Wolfgang Brickwedde weiß, wovon er spricht: die aktuellen Ergebnisse der CrossPro Umfrage haben wieder gezeigt (und auch ich muss mich wohl mit dem Gedanken anfreunden), dass Jobsuchmaschinen, so genannte „Job-Aggregatoren“ bei den Bewerbern beliebt sind. Warum das so ist? Ganz einfach: Die Jobsuchmaschinenbetreiber sind in der Regel gute SEO-Spezialisten, sodass bei einer Jobsuche über Google die ersten Suchresultate von Aggregatoren stammen. Das bedeutet wiederum, dass Jobsucher nicht zwingend auf eine Jobbörse gehen, um sich eine neue Stelle zu suchen, sondern zuerst Google anstrengen.
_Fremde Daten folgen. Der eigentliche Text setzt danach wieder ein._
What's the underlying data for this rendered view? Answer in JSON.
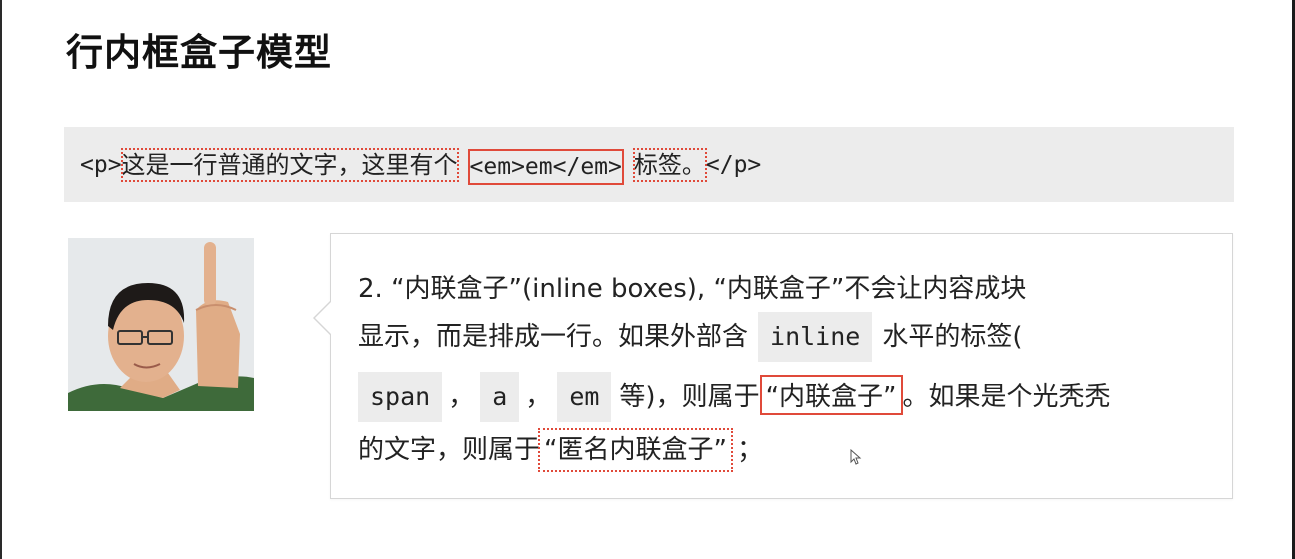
{
  "slide": {
    "title": "行内框盒子模型"
  },
  "code_example": {
    "open_tag": "<p>",
    "text_before": "这是一行普通的文字，这里有个",
    "em_element": "<em>em</em>",
    "text_after": "标签。",
    "close_tag": "</p>"
  },
  "explanation": {
    "line1": "2. “内联盒子”(inline boxes), “内联盒子”不会让内容成块",
    "line2_text": "显示，而是排成一行。如果外部含",
    "line2_code": "inline",
    "line2_after": "水平的标签(",
    "line3_code1": "span",
    "line3_sep1": "，",
    "line3_code2": "a",
    "line3_sep2": "，",
    "line3_code3": "em",
    "line3_text": "等)，则属于",
    "line3_boxed": "“内联盒子”",
    "line3_after": "。如果是个光秃秃",
    "line4_text": "的文字，则属于",
    "line4_boxed": "“匿名内联盒子”",
    "line4_after": "；"
  },
  "colors": {
    "accent_red": "#e04a3a",
    "code_bg": "#ececec"
  },
  "icons": {
    "presenter": "presenter-photo",
    "cursor": "mouse-pointer-icon"
  }
}
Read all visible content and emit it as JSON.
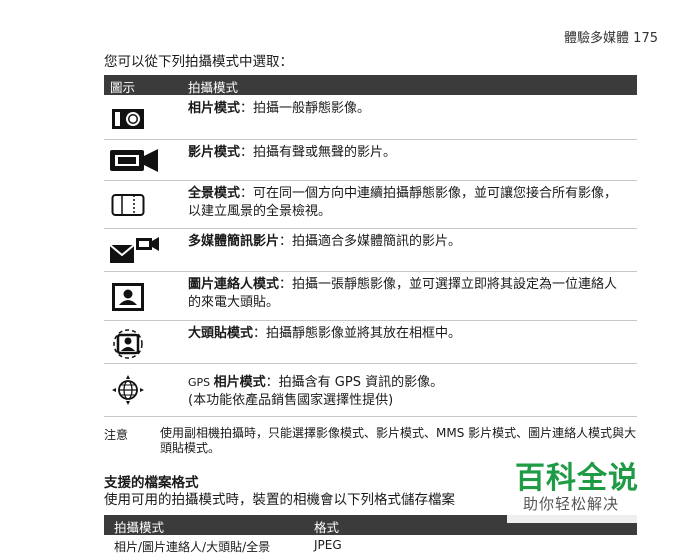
{
  "header": {
    "text": "體驗多媒體 175"
  },
  "intro": "您可以從下列拍攝模式中選取：",
  "table": {
    "headers": [
      "圖示",
      "拍攝模式"
    ],
    "rows": [
      {
        "icon": "camera-photo-icon",
        "title": "相片模式",
        "text": "：拍攝一般靜態影像。"
      },
      {
        "icon": "video-camera-icon",
        "title": "影片模式",
        "text": "：拍攝有聲或無聲的影片。"
      },
      {
        "icon": "panorama-icon",
        "title": "全景模式",
        "text": "：可在同一個方向中連續拍攝靜態影像，並可讓您接合所有影像，以建立風景的全景檢視。"
      },
      {
        "icon": "mms-video-icon",
        "title": "多媒體簡訊影片",
        "text": "：拍攝適合多媒體簡訊的影片。"
      },
      {
        "icon": "contact-picture-icon",
        "title": "圖片連絡人模式",
        "text": "：拍攝一張靜態影像，並可選擇立即將其設定為一位連絡人的來電大頭貼。"
      },
      {
        "icon": "picture-theme-icon",
        "title": "大頭貼模式",
        "text": "：拍攝靜態影像並將其放在相框中。"
      },
      {
        "icon": "gps-photo-icon",
        "prefix": "GPS ",
        "title": "相片模式",
        "text": "：拍攝含有 GPS 資訊的影像。",
        "text2": "(本功能依產品銷售國家選擇性提供)"
      }
    ]
  },
  "note": {
    "label": "注意",
    "text": "使用副相機拍攝時，只能選擇影像模式、影片模式、MMS 影片模式、圖片連絡人模式與大頭貼模式。"
  },
  "section": {
    "title": "支援的檔案格式",
    "text": "使用可用的拍攝模式時，裝置的相機會以下列格式儲存檔案"
  },
  "table2": {
    "headers": [
      "拍攝模式",
      "格式"
    ],
    "first_row": [
      "相片/圖片連絡人/大頭貼/全景",
      "JPEG"
    ]
  },
  "watermark": {
    "line1": "百科全说",
    "line2": "助你轻松解决"
  }
}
Daher haben Firmen nun die Möglichkeit, über CandidateReach durch einen Knopfdruck an die 50 Jobsuchmaschinen auf einmal zu beschicken.

„Ja halt!“ werden Sie sagen, „solche Kooperationen haben doch auch die Jobbörsen, die ich nutze“. Stimmt, aber bei diesen müssen Sie zunächst einmal dem Anzeigenpreis entrichten, um dann eventuell auf einer oder zwei Jobsuchmaschinen (je nach Kooperation) dabei zu sein.
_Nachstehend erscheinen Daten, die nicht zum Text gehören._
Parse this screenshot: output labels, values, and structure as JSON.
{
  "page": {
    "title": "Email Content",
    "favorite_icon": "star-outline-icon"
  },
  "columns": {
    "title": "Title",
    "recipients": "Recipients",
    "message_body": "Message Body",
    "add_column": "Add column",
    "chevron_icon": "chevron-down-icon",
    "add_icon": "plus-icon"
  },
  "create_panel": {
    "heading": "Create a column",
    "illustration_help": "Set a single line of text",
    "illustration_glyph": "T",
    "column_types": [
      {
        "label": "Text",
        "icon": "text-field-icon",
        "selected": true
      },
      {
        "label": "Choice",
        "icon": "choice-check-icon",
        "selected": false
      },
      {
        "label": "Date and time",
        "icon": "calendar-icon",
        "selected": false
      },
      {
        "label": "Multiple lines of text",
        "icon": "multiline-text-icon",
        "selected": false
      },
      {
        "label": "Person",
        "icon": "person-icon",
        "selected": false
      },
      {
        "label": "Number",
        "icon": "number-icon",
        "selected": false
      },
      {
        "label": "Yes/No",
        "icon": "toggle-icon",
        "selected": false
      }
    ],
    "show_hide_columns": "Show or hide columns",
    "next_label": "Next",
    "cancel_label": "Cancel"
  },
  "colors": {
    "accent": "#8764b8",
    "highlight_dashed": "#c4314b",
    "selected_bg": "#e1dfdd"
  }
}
CandidateReach hat zwar auch seinen Preis, aber der liegt deutlich unter denen der großen Generalisten.

Eine Sache noch: Das Produkt CandidateReach ist bewusst auf maximal 500 Kunden limitiert, um den Reichweiteneffekt beizubehalten. Es eignet sich gut für KMUs, die darüber hinaus ein Bewerbermanagementsystem mitbenutzen können, um die eingegangen Bewerbungen zu bearbeiten – oder sie können ihr bestehendes System mittels Schnittstelle integrieren (oder umgekehrt).

Noch eine kurze Beobachtung zum Schluss: Besteht die Kooperation zwischen XING und kimeta nicht mehr? Ich finde weder auf XING noch auf kimeta irgendwelche Hinweise, geschweige denn gegenseitige Jobs…

[Update 2014]: XING hat zwischenzeitlich eine Jobsuchmaschine übernommen, allerdings Jobbörse.com, nicht kimeta.